Walter William Dudley was an English professional footballer who played as a full-back in the Football League for Nottingham Forest.

Born in Rotherham and living in Lenton, Dudley spent 14 years at Nottingham Forest, first joining the club in 1900. He played in both full-back positions, often partnering Charlie Craig. In 1905, he travelled with Forest on their tour of Argentina and Uruguay.
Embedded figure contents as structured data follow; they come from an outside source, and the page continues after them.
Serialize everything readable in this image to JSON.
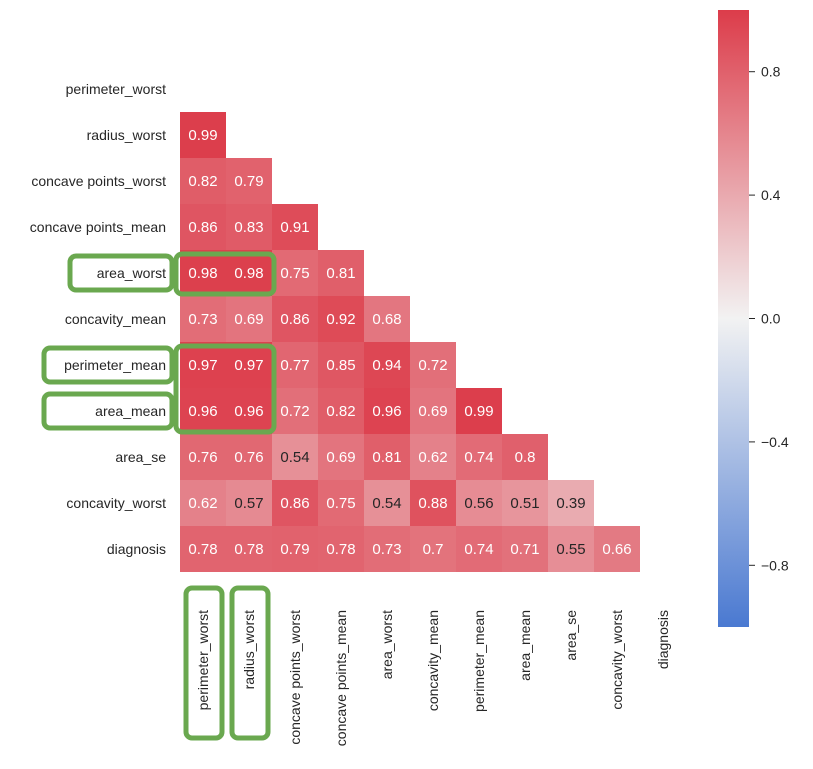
{
  "chart_data": {
    "type": "heatmap",
    "title": "",
    "xlabel": "",
    "ylabel": "",
    "variables": [
      "perimeter_worst",
      "radius_worst",
      "concave points_worst",
      "concave points_mean",
      "area_worst",
      "concavity_mean",
      "perimeter_mean",
      "area_mean",
      "area_se",
      "concavity_worst",
      "diagnosis"
    ],
    "matrix_lower": [
      [],
      [
        0.99
      ],
      [
        0.82,
        0.79
      ],
      [
        0.86,
        0.83,
        0.91
      ],
      [
        0.98,
        0.98,
        0.75,
        0.81
      ],
      [
        0.73,
        0.69,
        0.86,
        0.92,
        0.68
      ],
      [
        0.97,
        0.97,
        0.77,
        0.85,
        0.94,
        0.72
      ],
      [
        0.96,
        0.96,
        0.72,
        0.82,
        0.96,
        0.69,
        0.99
      ],
      [
        0.76,
        0.76,
        0.54,
        0.69,
        0.81,
        0.62,
        0.74,
        0.8
      ],
      [
        0.62,
        0.57,
        0.86,
        0.75,
        0.54,
        0.88,
        0.56,
        0.51,
        0.39
      ],
      [
        0.78,
        0.78,
        0.79,
        0.78,
        0.73,
        0.7,
        0.74,
        0.71,
        0.55,
        0.66
      ]
    ],
    "value_labels": [
      [],
      [
        "0.99"
      ],
      [
        "0.82",
        "0.79"
      ],
      [
        "0.86",
        "0.83",
        "0.91"
      ],
      [
        "0.98",
        "0.98",
        "0.75",
        "0.81"
      ],
      [
        "0.73",
        "0.69",
        "0.86",
        "0.92",
        "0.68"
      ],
      [
        "0.97",
        "0.97",
        "0.77",
        "0.85",
        "0.94",
        "0.72"
      ],
      [
        "0.96",
        "0.96",
        "0.72",
        "0.82",
        "0.96",
        "0.69",
        "0.99"
      ],
      [
        "0.76",
        "0.76",
        "0.54",
        "0.69",
        "0.81",
        "0.62",
        "0.74",
        "0.8"
      ],
      [
        "0.62",
        "0.57",
        "0.86",
        "0.75",
        "0.54",
        "0.88",
        "0.56",
        "0.51",
        "0.39"
      ],
      [
        "0.78",
        "0.78",
        "0.79",
        "0.78",
        "0.73",
        "0.7",
        "0.74",
        "0.71",
        "0.55",
        "0.66"
      ]
    ],
    "mask": "upper-triangle-including-diagonal",
    "colormap": "diverging blue-white-red",
    "colors": {
      "low": "#4a79d1",
      "mid": "#f2f2f2",
      "high": "#dc3c4a"
    },
    "vmin": -1,
    "vmax": 1,
    "colorbar": {
      "ticks": [
        0.8,
        0.4,
        0.0,
        -0.4,
        -0.8
      ],
      "tick_labels": [
        "0.8",
        "0.4",
        "0.0",
        "−0.4",
        "−0.8"
      ],
      "placement": "right"
    },
    "highlights": {
      "color": "#6aa84f",
      "row_labels": [
        "area_worst",
        "perimeter_mean",
        "area_mean"
      ],
      "col_labels": [
        "perimeter_worst",
        "radius_worst"
      ],
      "cell_blocks": [
        {
          "rows": [
            "area_worst"
          ],
          "cols": [
            "perimeter_worst",
            "radius_worst"
          ]
        },
        {
          "rows": [
            "perimeter_mean",
            "area_mean"
          ],
          "cols": [
            "perimeter_worst",
            "radius_worst"
          ]
        }
      ]
    }
  }
}
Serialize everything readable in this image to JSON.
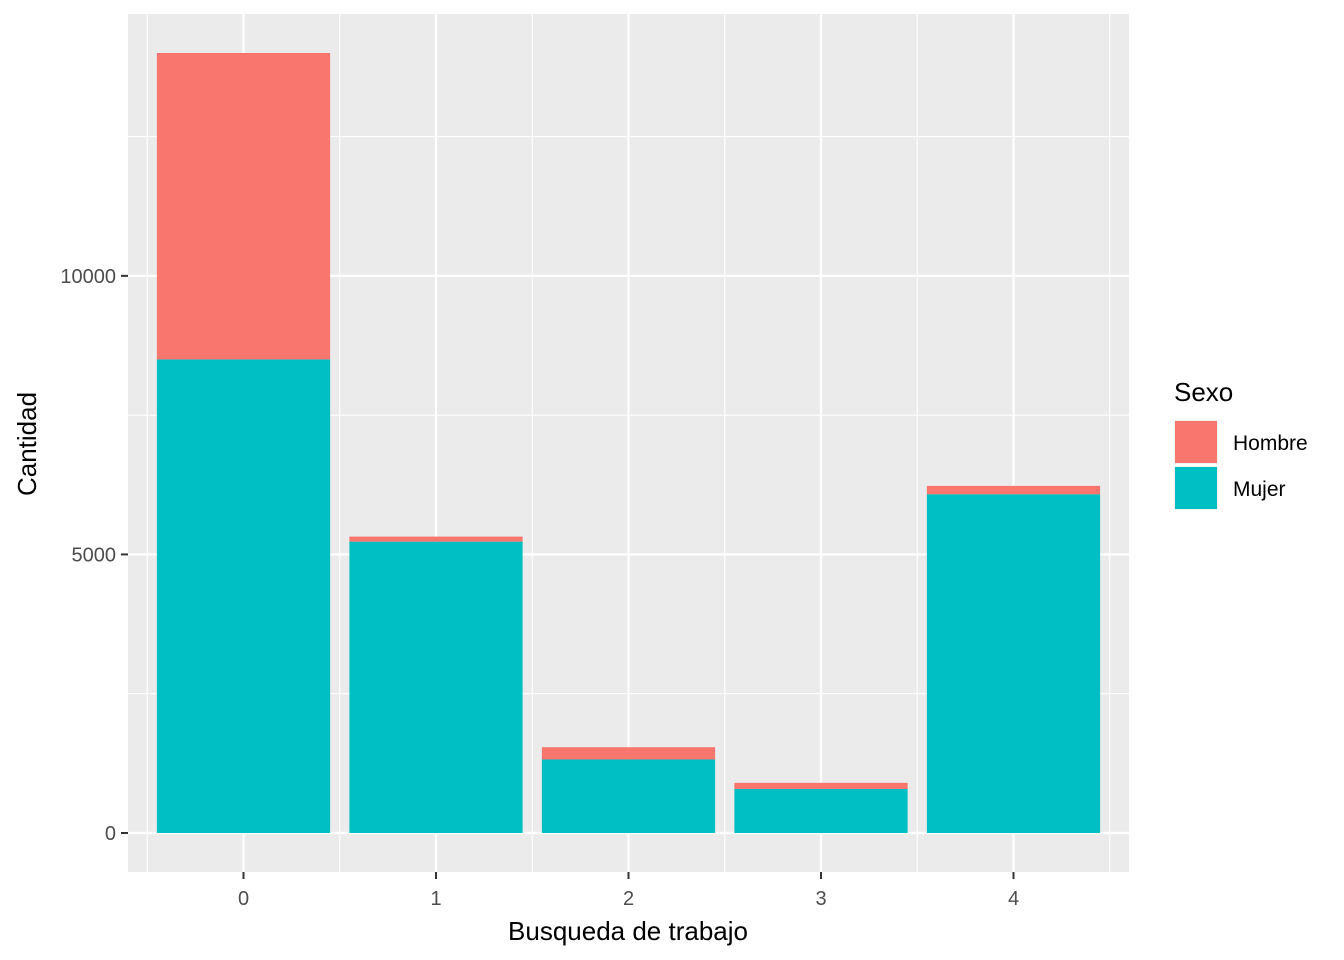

He made 299 competitive appearances for the club, including 278 Football League appearances between 1902 and 1914, and also played in 13 friendly matches.

After leaving Forest in 1914, Dudley played the following season at Mansfield Mechanics and Doncaster Rovers.

During World War I, Dudley served with the Royal Garrison Artillery, seeing action at Vimy Ridge, Messines, Ypres and Passchendaele. He was awarded the Military Medal in 1918.